Minnesota Vikings Stadium Bill Passes State House, Moves on to Senate
Soccer fans who dream of Major League Soccer coming to Minnesota may have gotten one step closer to that reality on Monday evening. It took over 8 hours of grueling debate in the Minnesota House of Representatives on Monday, but around 11:00 p.m. last night the Vikings Stadium plan was finally passed.
The 73-58 vote was taken after numerous amendments were discussed and voted on. The biggest tack on to the bill was an amendment that relieves the State of Minnesota of $105 million of their financial obligation and adds that to the $427 million the Vikings had already agreed upon.
The $975 million stadium will have a non-retractable roof and will seat 65,000. $150 million of the stadium costs will come from existing Minneapolis sales and hospitality taxes and $293 million from electronic charitable gambling.
After much debate concerning charitable gambling estimates and their lack of reliability, amendments were added that would “kick in” if there was a state shortfall. They would include a tax on luxury boxes, revenue from the Vikings-themed lottery game, an extension of Minneapolis Convention Center taxes, excess Hennepin County taxes from the Minnesota Twins stadium and an admissions tax.
The Vikings also lost the exclusive naming rights in another amendment. That will now be split between the team and the state.
Other add-ons to the bill include an amendment that guarantees that 25% of construction equipment used in the building of the stadium comes from Minnesota companies and that the Vikings will now be responsible for all cost overruns.

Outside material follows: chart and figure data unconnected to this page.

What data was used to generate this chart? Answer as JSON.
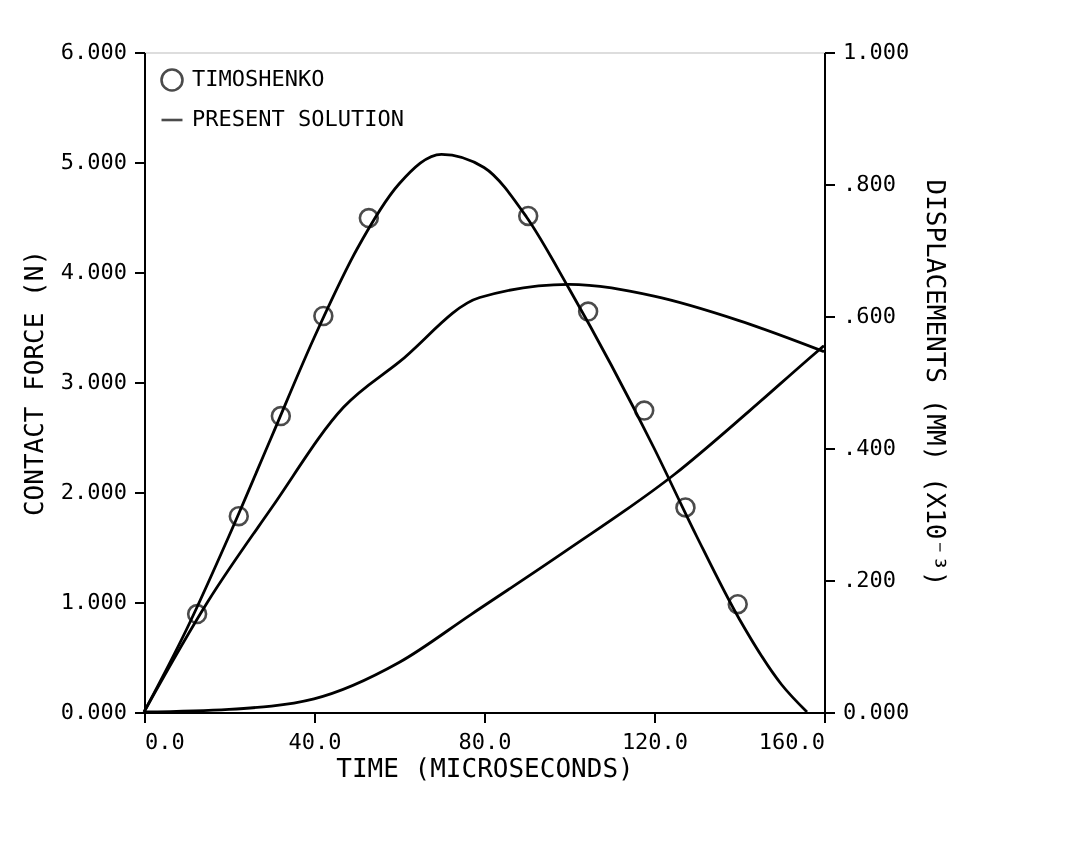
{
  "chart_data": {
    "type": "line",
    "xlabel": "TIME (MICROSECONDS)",
    "ylabel": "CONTACT FORCE (N)",
    "y2label": "DISPLACEMENTS (MM) (X10⁻³)",
    "xlim": [
      0,
      160
    ],
    "xticks": [
      {
        "value": 0,
        "label": "0.0"
      },
      {
        "value": 40,
        "label": "40.0"
      },
      {
        "value": 80,
        "label": "80.0"
      },
      {
        "value": 120,
        "label": "120.0"
      },
      {
        "value": 160,
        "label": "160.0"
      }
    ],
    "ylim": [
      0,
      6
    ],
    "yticks": [
      {
        "value": 0,
        "label": "0.000"
      },
      {
        "value": 1,
        "label": "1.000"
      },
      {
        "value": 2,
        "label": "2.000"
      },
      {
        "value": 3,
        "label": "3.000"
      },
      {
        "value": 4,
        "label": "4.000"
      },
      {
        "value": 5,
        "label": "5.000"
      },
      {
        "value": 6,
        "label": "6.000"
      }
    ],
    "y2lim": [
      0,
      1
    ],
    "y2ticks": [
      {
        "value": 0,
        "label": "0.000"
      },
      {
        "value": 0.2,
        "label": ".200"
      },
      {
        "value": 0.4,
        "label": ".400"
      },
      {
        "value": 0.6,
        "label": ".600"
      },
      {
        "value": 0.8,
        "label": ".800"
      },
      {
        "value": 1,
        "label": "1.000"
      }
    ],
    "legend": "top left",
    "grid": false,
    "line_style": "solid",
    "series": [
      {
        "name": "TIMOSHENKO",
        "type": "scatter",
        "marker": "circle",
        "color": "#000000",
        "x": [
          12.5,
          22.3,
          32.2,
          42.2,
          52.9,
          90.4,
          104.5,
          117.7,
          127.4,
          139.7
        ],
        "values": [
          0.89,
          1.78,
          2.69,
          3.6,
          4.49,
          4.51,
          3.64,
          2.74,
          1.86,
          0.98
        ]
      },
      {
        "name": "PRESENT SOLUTION",
        "color": "#000000",
        "x": [
          0,
          10,
          20,
          30,
          40,
          50,
          60,
          70,
          80,
          90,
          100,
          110,
          120,
          130,
          140,
          150,
          156
        ],
        "values": [
          0,
          0.75,
          1.6,
          2.5,
          3.4,
          4.2,
          4.8,
          5.07,
          4.95,
          4.5,
          3.85,
          3.15,
          2.4,
          1.6,
          0.85,
          0.25,
          0
        ]
      },
      {
        "axis": "y2",
        "color": "#000000",
        "x": [
          0,
          15,
          30,
          47,
          60,
          79,
          100,
          120,
          140,
          160
        ],
        "values": [
          0,
          0.167,
          0.309,
          0.462,
          0.53,
          0.628,
          0.648,
          0.63,
          0.593,
          0.546
        ]
      },
      {
        "axis": "y2",
        "color": "#000000",
        "x": [
          0,
          20,
          40,
          60,
          77,
          99,
          125,
          142.6,
          158,
          160
        ],
        "values": [
          0,
          0.004,
          0.02,
          0.075,
          0.148,
          0.243,
          0.361,
          0.457,
          0.544,
          0.555
        ]
      }
    ]
  }
}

The Major League Soccer portion of the House bill was discussed briefly in yesterday’s debate. The bill currently allows the Vikings exclusive right of first refusal with the State of Minnesota to purchase an MLS team within 5 years of the Vikings’ first game in the new stadium. The Vikings would not have to pay rent for the use of that stadium for MLS dates.
The Vikings’ Vice President of Public Affairs Lester Bagley has previously stated that the team has had talks with MLS and is interested in bringing a team to Minnesota to play in the new stadium.
Bagley told the Star Tribune last week that the Wilfs, who own the Vikings, postponed a scheduled meeting last week with MLS commissioner Don Garber in order to monitor the stadium bill going through the Minnesota legislative process.
The stadium bill, which still has many hurdles to clear, is expected to get to the State Senate today which convenes at 9:00 a.m.